Office of Science and Technology

Washington, DC 20460


Dr. Lesley Vazquez-Coriano is a microbiologist at the US Environmental Protection Agency (EPA), Health and Ecological Criteria Division (HECD), Office of Science and Technology (OST), Office of Water in Washington, DC. As a microbiologist with OST, Lesley provides technical expertise regarding microbial contamination on the nation's drinking water under the Safe Drinking Water Act (SDWA) to other offices in the agency, to personnel from other government agencies and to non-governmental groups. In addition, she is the EPA/WHO Microbial Subcommittee Member and participates in advisory and planning conferences and meeting as a source of expertise on projects with the WHO such as the development of the Guidelines for Drinking Water Quality and the Microbial Risk Assessment Guidelines Harmonization efforts. Lesley is also the Office of Water lead in coordinating with EPA Regions and other federal partners such as the Centers for Disease Control and Prevention (CDC) on the issues related to Cyanobacteria Harmful Algal Blooms (cyanoHABs).

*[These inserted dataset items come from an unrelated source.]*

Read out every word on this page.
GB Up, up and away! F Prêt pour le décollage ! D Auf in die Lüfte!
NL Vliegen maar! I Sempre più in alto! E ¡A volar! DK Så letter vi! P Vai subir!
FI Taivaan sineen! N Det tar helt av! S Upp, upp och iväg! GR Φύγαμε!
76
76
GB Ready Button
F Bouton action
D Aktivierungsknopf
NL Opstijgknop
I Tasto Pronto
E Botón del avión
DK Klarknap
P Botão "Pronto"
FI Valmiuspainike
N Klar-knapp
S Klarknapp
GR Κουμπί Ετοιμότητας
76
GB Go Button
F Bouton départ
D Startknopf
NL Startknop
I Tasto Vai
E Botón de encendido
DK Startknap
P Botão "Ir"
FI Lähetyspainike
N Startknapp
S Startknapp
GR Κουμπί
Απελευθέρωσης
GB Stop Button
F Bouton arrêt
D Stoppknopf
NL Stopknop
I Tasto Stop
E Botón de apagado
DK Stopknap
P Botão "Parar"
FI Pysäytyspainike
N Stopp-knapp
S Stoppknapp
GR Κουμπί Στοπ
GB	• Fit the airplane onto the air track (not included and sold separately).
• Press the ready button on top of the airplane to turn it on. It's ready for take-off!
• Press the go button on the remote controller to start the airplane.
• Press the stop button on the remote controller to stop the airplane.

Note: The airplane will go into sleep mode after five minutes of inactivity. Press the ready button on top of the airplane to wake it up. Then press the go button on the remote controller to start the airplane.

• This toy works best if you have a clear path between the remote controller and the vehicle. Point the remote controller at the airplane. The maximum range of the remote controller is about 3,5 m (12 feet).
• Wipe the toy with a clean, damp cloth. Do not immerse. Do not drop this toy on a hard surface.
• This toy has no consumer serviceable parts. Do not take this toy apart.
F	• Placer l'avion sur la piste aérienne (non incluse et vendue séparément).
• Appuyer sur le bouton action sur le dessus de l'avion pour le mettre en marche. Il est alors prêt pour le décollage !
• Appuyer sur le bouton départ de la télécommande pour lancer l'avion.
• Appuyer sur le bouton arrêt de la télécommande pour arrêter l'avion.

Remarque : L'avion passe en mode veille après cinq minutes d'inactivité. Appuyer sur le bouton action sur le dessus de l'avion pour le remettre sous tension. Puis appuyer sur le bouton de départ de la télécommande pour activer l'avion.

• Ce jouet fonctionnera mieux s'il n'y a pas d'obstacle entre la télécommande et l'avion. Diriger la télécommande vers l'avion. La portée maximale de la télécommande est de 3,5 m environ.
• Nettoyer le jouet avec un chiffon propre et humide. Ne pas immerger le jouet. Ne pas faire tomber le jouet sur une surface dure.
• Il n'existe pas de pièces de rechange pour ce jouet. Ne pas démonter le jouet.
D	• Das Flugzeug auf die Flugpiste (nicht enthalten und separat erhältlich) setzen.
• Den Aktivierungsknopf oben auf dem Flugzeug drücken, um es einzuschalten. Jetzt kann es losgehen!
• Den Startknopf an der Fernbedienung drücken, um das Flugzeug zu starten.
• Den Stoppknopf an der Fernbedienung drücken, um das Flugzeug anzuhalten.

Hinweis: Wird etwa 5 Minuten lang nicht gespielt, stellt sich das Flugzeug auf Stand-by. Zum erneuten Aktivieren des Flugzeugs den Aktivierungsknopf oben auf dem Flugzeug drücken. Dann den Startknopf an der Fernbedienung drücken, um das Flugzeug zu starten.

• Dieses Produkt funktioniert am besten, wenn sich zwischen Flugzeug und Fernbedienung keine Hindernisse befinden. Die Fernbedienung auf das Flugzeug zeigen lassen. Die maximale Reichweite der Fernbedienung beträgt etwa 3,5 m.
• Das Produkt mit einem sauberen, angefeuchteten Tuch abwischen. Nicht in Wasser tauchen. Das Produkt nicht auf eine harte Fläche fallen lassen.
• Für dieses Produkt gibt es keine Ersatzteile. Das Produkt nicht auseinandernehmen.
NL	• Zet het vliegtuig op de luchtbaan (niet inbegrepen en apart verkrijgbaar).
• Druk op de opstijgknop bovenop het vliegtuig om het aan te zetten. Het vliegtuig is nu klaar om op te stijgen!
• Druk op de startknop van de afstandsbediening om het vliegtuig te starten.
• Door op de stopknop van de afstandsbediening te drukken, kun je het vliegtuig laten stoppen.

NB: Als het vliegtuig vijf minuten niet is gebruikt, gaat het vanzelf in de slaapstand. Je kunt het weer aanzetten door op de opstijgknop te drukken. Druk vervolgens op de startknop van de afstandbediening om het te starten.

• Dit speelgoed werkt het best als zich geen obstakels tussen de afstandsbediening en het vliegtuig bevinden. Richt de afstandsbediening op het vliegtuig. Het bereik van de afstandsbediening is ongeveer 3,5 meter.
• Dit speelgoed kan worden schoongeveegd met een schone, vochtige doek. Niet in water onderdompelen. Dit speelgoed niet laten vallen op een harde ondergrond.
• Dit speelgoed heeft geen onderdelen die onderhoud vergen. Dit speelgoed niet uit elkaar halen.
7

Lesley received her BS in Industrial Microbiology, her MS in Environmental Health and her Dr.PH with a concentration in Environmental Health from the University of Puerto Rico. In addition to working with EPA, Lesley is an Adjunct Professor of Environmental Health at George Mason University.


Leadership Development Opportunities

It was a pleasure to be part of the EPHLI fellowship. Throughout the year, I was exposed to activities and projects that gave me wonderful opportunities to learn valuable lessons and to develop my analytical and leadership skills. The combination of a challenging leadership project, the exposure to highly prepared and skilled public health professionals and a supportive learning environment from the coaches and mentors are the foundation of this fellowship. The EPHLI staff was very responsive facilitating my learning process. I am thankful to my mentor John McLeod for his invaluable support and collaboration all through the fellowship. He and the coaches always challenged me to look and work on my project using the systems thinking process, allowing me to develop a set of skills that I will use throughout my public health career and to gain insight into my specific area of interest. This experience was priceless. I would strongly recommend the EPHLI fellowship to any public health professional seeking to gain and develop leadership capabilities.